Tommy Shaw squashed the prospect of a Damn Yankees reunion, saying he's too busy with Styx to reassemble the former supergroup.

"I think we kind of ran that thing until the wheels fell off of it, and I'd like to just keep it like that," Shaw told Eddie Trunk last week on SiriusXM's Trunk Nation. "It was a fantastic run. It was just wild and wooly. We made those two records. The first record, that was the shit. The second record, it just started to lose the thing that it had on the first album – and I think everybody else knew that it was probably time to go back to your regular job."

Shaw formed Damn Yankees in 1989 with Ted NugentNight Ranger singer/bassist Jack Blades and drummer Michael Cartellone, who went on to join Lynyrd Skynyrd. The band's self-titled 1990 debut went double platinum and spawned the No. 3 hit "High Enough." Its successor, 1992's Don't Tread, went gold and featured the power ballad "Where You Goin' Now," which reached No. 20 on the Billboard Hot 100. Damn Yankees briefly regrouped in 1999 to work on a third album that never saw the light of day, though they still got paid $1 million to shelve it.

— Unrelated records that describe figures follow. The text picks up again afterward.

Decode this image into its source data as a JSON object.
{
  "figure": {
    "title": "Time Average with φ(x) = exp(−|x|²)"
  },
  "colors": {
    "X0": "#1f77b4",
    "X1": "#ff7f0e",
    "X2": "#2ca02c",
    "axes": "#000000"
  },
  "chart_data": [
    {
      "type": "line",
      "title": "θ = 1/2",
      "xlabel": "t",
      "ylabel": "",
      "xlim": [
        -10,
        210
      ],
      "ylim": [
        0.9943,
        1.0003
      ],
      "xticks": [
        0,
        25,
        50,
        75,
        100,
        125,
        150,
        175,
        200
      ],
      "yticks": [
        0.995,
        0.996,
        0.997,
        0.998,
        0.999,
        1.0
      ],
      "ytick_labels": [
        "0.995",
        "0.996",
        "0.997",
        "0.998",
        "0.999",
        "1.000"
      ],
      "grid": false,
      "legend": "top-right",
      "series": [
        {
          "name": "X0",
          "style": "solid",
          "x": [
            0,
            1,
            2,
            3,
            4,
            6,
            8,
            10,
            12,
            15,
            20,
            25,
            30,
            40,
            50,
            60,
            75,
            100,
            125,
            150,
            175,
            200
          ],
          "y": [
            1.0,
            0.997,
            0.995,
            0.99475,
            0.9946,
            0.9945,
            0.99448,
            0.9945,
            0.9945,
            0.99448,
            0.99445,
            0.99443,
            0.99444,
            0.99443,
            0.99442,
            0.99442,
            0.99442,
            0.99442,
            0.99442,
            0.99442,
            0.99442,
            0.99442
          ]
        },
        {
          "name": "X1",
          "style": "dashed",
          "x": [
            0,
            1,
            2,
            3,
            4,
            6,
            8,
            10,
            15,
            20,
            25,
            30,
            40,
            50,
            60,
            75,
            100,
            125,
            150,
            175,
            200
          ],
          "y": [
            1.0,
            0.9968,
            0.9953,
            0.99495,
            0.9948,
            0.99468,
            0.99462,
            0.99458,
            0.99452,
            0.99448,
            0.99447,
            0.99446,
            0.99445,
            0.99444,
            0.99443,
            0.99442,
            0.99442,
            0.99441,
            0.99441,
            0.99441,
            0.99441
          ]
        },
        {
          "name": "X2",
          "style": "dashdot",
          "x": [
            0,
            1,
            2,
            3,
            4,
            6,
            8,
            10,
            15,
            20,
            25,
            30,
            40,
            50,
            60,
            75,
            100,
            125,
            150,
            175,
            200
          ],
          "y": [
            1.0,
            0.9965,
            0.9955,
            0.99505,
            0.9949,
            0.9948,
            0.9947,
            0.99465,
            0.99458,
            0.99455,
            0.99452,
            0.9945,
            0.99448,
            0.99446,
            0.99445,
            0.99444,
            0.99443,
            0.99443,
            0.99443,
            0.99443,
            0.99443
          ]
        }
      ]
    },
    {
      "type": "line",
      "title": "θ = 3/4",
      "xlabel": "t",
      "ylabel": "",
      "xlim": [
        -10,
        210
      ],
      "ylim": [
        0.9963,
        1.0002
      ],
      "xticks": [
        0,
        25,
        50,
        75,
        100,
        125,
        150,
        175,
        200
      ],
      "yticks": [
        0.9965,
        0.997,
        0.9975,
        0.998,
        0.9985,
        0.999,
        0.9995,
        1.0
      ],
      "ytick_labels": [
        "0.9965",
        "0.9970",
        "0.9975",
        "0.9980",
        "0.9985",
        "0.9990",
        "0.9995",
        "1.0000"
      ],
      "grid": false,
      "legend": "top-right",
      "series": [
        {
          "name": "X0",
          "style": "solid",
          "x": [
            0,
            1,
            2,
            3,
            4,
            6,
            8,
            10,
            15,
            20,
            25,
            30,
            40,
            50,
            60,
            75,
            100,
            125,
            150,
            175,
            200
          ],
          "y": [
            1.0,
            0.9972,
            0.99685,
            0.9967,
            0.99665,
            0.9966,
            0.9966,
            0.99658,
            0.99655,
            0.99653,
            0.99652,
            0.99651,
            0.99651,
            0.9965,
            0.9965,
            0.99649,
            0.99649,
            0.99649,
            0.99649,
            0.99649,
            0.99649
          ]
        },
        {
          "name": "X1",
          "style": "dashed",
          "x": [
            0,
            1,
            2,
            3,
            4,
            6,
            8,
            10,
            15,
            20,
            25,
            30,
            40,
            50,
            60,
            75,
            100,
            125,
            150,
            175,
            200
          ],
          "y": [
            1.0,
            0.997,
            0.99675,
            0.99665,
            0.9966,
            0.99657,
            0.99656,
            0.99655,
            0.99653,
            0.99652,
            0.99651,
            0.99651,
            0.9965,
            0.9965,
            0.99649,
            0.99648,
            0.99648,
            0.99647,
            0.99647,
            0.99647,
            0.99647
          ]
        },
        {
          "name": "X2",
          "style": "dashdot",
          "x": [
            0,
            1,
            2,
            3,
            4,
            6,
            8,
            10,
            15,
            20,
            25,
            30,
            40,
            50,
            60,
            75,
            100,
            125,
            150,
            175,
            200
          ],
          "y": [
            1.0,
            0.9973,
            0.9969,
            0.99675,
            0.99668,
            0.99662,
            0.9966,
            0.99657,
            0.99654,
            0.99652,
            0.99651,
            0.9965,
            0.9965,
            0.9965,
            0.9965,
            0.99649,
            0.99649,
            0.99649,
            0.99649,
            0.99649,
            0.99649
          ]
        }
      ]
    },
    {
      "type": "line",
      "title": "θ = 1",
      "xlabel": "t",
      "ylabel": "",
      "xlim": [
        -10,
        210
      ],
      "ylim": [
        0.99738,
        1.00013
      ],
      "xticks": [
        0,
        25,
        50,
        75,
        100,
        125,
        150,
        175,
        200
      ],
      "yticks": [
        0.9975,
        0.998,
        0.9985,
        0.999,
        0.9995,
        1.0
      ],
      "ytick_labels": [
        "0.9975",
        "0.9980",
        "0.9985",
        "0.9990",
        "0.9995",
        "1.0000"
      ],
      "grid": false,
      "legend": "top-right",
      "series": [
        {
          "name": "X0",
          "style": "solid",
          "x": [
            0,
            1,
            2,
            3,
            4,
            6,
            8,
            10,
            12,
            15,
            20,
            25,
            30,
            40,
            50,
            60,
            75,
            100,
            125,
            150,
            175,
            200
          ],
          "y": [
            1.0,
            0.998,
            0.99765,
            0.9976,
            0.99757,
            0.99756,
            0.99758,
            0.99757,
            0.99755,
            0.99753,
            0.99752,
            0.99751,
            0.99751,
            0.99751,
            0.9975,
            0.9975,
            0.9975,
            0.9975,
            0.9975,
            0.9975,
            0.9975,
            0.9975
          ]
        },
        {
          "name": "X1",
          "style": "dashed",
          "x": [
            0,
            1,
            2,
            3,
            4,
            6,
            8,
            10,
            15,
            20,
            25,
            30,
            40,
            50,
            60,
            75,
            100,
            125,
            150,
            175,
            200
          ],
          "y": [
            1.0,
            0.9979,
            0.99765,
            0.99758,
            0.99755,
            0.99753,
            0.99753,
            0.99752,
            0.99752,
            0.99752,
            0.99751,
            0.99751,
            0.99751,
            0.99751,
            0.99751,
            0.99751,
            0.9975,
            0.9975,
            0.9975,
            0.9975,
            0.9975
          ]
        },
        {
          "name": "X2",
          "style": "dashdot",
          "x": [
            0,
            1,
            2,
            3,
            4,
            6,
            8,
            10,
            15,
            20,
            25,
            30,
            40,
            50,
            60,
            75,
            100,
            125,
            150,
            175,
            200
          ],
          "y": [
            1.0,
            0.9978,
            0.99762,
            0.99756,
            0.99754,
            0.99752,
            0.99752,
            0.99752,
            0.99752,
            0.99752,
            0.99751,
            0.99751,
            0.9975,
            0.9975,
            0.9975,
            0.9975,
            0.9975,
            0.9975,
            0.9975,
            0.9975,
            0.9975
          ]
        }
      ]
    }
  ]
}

Asked whether he would be open to even a one-off show with his former bandmates, Shaw said: "Michael is a permanent fixture in Lynyrd Skynyrd, and Damn Yankees without Michael Cartellone just wouldn't be right. And we [in Styx] do 90 to 120 shows a year, and you have to go home sometime. It's like having two wives, your two families."

Shaw said he's happy with the success Damn Yankees experienced during their brief tenure and doesn't feel the need to revisit it at the expense of Styx. "As far as I'm concerned, we had our day," he added. "We had big records; we sold a lot of records. We got a lot of airplay, and I just don't know how we would be able to fit all that in. I wouldn't want to tell the guys in my band, 'Sorry, guys. We can't play any shows for a few months.' 'Cause that's what everybody wants to do."

Shaw said playing in Styx these days feels "almost like a rebirth with the way we're going back and retooling the songs to where they all sound more like we haven't played them 2,000 times. They sound fresh again, 'cause we're putting them up on the racks and going, 'Oh, wow, we really changed this. We didn't mean to change it, but after playing it 2,000 times, let's go back to how it sounds on the records' – because people listen to those records, and they can tell the difference."

Fans yearning for Damn Yankees classics can scratch the itch by seeing Night Ranger, who still cover the debut cuts "High Enough" and "Coming of Age." If Styx and Night Ranger were to share a bill in the future, Shaw said he wouldn't be opposed to staging a Damn Yankees half-reunion: "Any time we've played with Night Ranger, I've always gotten up and sung that with them."